Ice cores extracted in June from one of the last tropical glaciers in the Pacific recently arrived in the United States, where researchers will spend the coming months scrutinizing their every detail.
Glaciologists spent two grueling weeks drilling for the ice cores atop Puncak Jaya in Papua, Indonesia. Puncak Jaya is the Earth's highest island peak and the tallest mountain between the Andes and the Himalayas at 16,000 feet (4,884 meters).
Reach team member Dwi Susanto of Columbia University said the excursion was "a lifetime achievement for me, as I usually work at sea level."
The mission may have been a once-in-a-lifetime mission for another reason: The Puncak Jaya glacier is disappearing — fast. The glaciologists who drilled through the cap, led by Lonnie Thompson of Ohio State University, said the ice field could vanish within the next few years. [See images of the scientists at work.]
These invaluable ice cores are like climate time capsules buried thousands of years ago that show successive layers of ice and snow that have been laid down on glaciers.

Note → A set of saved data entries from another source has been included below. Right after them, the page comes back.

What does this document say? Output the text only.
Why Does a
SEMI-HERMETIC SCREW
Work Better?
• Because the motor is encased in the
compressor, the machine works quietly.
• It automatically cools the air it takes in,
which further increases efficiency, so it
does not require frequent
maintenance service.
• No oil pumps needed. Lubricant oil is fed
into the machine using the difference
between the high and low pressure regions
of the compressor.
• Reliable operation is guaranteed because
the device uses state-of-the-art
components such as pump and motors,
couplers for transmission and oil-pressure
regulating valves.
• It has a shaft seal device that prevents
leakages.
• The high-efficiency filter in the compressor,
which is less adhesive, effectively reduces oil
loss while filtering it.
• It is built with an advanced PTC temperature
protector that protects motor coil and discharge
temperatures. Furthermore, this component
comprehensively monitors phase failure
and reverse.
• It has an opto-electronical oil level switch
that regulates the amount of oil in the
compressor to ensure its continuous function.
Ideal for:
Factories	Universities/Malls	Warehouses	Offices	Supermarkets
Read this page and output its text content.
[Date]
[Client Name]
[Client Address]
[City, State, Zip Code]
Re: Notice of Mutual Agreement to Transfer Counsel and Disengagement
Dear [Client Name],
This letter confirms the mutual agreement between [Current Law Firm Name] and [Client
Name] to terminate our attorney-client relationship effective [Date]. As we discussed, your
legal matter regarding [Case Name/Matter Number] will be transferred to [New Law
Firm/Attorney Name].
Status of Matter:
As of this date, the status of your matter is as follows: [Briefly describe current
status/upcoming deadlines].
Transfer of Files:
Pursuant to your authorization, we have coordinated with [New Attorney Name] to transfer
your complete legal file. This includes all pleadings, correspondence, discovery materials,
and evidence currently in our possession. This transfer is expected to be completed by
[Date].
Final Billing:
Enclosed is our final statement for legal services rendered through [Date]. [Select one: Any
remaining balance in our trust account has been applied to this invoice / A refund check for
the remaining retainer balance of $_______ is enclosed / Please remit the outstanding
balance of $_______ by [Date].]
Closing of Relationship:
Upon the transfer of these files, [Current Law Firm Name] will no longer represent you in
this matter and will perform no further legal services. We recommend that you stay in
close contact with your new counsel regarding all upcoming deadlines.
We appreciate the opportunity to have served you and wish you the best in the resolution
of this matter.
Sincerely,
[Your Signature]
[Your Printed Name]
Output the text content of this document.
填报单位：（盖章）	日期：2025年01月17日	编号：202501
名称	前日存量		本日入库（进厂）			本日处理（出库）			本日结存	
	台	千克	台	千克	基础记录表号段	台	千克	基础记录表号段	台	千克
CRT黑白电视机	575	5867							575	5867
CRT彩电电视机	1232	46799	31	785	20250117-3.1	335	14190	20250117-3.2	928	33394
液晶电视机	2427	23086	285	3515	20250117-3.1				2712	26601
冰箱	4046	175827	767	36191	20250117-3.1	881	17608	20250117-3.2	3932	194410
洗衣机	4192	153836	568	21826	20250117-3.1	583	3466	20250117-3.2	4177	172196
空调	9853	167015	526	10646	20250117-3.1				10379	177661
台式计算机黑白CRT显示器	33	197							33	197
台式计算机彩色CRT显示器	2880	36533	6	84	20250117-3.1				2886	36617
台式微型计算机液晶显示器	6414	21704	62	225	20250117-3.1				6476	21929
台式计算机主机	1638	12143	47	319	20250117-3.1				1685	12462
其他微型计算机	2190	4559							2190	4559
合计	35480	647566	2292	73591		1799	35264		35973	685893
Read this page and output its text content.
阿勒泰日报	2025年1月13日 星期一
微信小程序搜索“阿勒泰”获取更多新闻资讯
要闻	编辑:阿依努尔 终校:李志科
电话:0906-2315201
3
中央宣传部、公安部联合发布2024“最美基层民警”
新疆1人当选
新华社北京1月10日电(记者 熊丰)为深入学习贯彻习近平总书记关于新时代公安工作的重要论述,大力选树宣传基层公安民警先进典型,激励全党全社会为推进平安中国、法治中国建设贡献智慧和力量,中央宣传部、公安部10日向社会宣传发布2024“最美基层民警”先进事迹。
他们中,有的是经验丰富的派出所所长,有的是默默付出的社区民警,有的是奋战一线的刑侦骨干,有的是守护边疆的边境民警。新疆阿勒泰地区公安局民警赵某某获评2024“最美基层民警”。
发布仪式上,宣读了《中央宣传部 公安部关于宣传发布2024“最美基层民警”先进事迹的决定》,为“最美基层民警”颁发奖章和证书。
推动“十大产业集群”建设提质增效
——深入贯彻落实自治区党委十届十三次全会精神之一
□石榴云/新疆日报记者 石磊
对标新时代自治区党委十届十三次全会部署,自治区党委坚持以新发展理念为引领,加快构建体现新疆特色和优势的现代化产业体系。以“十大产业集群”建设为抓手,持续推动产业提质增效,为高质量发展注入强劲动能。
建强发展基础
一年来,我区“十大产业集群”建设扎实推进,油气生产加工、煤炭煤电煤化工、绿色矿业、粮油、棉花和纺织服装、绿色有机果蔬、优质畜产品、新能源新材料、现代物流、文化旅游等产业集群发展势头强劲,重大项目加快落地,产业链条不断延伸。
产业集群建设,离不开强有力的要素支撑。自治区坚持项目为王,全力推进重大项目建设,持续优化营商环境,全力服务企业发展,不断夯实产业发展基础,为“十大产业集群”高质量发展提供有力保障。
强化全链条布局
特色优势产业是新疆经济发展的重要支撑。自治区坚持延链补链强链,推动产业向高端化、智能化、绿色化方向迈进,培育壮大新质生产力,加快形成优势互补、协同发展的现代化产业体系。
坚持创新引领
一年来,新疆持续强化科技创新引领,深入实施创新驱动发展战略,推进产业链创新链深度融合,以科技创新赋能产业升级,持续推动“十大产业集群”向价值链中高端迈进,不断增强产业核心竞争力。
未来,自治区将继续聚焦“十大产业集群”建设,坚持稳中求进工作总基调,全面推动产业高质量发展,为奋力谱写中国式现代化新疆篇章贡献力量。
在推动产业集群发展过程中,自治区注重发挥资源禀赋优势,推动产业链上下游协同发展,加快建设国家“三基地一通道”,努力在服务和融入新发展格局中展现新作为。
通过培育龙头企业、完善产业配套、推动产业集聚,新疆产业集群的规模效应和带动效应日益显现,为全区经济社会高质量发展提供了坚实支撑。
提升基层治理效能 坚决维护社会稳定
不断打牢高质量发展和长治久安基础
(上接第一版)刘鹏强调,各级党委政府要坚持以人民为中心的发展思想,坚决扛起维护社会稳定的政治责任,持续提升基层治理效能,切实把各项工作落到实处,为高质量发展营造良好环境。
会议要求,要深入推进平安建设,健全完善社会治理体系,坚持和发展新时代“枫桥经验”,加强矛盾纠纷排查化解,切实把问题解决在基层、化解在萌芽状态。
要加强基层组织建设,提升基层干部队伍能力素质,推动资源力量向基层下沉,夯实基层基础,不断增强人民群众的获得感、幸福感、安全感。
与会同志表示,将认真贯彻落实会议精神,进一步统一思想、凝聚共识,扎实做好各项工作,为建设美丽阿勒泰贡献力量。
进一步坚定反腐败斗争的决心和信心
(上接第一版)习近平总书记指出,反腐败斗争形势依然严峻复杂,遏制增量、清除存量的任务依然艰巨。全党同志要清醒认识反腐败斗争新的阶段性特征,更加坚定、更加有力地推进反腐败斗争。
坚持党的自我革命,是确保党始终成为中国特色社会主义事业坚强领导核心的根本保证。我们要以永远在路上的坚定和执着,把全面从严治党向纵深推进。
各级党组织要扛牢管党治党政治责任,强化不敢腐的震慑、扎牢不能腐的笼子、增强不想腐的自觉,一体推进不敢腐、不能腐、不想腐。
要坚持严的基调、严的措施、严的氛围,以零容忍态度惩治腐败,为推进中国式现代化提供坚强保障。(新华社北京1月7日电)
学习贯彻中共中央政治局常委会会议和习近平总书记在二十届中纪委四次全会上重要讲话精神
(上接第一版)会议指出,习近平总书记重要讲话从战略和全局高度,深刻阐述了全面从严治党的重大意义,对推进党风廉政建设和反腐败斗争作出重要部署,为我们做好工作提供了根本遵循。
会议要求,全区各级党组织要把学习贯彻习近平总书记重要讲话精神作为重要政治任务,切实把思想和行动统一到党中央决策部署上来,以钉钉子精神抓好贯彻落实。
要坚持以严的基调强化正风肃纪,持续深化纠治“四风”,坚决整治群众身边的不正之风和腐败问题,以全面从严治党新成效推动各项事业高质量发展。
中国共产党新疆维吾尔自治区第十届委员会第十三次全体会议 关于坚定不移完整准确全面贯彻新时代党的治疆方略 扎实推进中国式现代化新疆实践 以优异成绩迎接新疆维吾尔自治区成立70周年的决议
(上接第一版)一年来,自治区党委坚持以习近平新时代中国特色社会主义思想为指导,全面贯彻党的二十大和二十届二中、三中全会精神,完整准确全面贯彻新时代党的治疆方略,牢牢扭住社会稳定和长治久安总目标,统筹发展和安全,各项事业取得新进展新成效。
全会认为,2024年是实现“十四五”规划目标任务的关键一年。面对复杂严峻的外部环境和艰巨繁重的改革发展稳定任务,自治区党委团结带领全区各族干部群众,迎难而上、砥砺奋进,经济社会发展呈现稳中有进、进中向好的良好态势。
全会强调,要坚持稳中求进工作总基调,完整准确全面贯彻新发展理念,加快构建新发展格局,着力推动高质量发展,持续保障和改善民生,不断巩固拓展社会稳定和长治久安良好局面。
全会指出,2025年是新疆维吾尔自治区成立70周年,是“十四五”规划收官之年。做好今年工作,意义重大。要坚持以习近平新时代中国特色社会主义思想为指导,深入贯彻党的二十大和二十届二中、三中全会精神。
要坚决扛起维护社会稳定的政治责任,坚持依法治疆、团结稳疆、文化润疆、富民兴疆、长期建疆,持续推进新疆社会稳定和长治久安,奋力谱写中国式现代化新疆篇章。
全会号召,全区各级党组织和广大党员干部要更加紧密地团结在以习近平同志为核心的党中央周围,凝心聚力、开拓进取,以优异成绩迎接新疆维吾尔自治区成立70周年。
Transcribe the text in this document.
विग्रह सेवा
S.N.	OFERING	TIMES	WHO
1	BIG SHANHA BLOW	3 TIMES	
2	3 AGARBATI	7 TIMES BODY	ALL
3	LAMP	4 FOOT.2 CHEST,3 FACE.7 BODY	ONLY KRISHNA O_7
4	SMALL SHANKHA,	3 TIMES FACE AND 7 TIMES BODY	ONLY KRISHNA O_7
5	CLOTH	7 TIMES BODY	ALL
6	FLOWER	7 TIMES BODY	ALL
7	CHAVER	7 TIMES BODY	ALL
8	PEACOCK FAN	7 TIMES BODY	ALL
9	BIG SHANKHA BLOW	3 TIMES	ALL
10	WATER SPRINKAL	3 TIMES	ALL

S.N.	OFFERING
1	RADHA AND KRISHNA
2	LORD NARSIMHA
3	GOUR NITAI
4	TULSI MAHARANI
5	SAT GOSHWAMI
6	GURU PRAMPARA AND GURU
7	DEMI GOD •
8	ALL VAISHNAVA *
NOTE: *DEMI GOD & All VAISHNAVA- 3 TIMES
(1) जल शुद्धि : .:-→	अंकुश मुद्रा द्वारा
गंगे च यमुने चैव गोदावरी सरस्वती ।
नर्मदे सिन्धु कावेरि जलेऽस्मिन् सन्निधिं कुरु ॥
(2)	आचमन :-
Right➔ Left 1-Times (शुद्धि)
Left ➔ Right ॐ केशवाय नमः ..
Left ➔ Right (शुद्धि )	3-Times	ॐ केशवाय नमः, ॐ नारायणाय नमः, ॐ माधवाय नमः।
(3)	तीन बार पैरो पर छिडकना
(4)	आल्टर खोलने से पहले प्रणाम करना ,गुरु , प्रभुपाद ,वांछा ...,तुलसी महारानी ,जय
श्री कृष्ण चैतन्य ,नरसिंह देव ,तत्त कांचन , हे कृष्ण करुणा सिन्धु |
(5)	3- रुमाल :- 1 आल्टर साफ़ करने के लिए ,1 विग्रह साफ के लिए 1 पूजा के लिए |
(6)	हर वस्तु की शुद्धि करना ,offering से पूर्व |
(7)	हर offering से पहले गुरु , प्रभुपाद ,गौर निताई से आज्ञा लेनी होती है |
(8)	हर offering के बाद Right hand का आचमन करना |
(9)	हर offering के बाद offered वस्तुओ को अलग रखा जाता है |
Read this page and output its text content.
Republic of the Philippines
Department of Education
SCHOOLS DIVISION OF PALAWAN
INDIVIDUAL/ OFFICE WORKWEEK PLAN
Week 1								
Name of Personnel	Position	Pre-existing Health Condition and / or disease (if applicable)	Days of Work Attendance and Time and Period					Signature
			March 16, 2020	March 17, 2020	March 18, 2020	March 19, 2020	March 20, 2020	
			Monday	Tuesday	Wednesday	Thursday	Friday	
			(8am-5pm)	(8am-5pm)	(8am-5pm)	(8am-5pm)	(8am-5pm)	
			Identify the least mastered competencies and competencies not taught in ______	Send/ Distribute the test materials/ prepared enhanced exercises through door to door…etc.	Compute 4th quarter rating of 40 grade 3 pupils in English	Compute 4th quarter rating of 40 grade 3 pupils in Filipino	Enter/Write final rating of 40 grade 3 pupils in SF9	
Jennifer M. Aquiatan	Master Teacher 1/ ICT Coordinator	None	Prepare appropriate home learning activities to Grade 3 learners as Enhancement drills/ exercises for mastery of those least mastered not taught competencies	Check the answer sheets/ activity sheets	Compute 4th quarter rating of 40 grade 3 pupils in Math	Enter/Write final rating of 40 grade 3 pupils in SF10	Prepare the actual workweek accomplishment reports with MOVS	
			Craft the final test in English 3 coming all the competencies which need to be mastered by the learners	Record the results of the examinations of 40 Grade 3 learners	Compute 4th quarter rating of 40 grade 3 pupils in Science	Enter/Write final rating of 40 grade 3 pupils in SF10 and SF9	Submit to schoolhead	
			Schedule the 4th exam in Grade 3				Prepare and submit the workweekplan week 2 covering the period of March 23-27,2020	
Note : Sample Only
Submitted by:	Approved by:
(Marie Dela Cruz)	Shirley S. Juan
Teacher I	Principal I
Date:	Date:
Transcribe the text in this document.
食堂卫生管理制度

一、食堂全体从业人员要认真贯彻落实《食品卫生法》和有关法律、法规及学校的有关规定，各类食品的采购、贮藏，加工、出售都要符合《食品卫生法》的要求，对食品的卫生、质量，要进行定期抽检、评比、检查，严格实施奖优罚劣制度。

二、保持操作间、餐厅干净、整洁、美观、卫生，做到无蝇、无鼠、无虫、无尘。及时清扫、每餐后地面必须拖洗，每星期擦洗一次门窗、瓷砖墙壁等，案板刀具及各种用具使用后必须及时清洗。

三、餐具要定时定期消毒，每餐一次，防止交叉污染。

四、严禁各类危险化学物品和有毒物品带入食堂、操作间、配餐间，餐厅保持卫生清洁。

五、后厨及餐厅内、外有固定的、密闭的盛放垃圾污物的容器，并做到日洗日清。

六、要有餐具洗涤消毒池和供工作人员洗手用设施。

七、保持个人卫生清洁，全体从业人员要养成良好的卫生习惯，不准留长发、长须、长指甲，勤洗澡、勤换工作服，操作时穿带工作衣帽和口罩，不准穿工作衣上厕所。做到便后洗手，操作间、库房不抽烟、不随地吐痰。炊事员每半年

They enclose tiny bubbles that contain samples of the atmosphere trapped when each layer of ice first formed. By unlocking their secrets, scientists will reveal how the climate has changed over thousands of years.
The researchers successfully removed three ice cores from two peaks at the Northwall Firn glacier. At the Puncak Sumantri peak, the research team drilled to the bedrock and pulled out two cores totaling nearly 100 feet (30 meters) long each. At the Puncak Soekarno peak, the team extracted an ice core that was 85 feet (26 meters) long.
The drilling was accomplished despite nightmarish weather. Temperatures around 6 degrees Fahrenheit (minus 14 degrees Celsius) were the norm. Torrential winds and pouring rains toppled a tent at the base Saddle camp. These same weather conditions are also pushing the glacier into a fast retreat.
Yet, the rain is also helpful for researchers. They collected rain samples to compare to data from 11 weather stations in the area, which will help the researchers translate the climate history that's locked inside the ice cores. Measuring the stable isotopes of oxygen and hydrogen in the ice will help the researchers calculate past temperatures. Other chemicals preserved in the ice reveal changes in the atmosphere such as those that occurred during major volcanic eruptions. Dust in the ice may signal a drought while some certain compounds may reflect a fire, such as from forest burning.
The glaciologists are hopeful that the new data will provide a long-term record of the El Nino-Southern Oscillation (ENSO) phenomenon that controls how the climate changes in the tropics (and also influences weather patterns elsewhere, including the United States).
An analysis of the first of the cores is expected by December, the researchers said.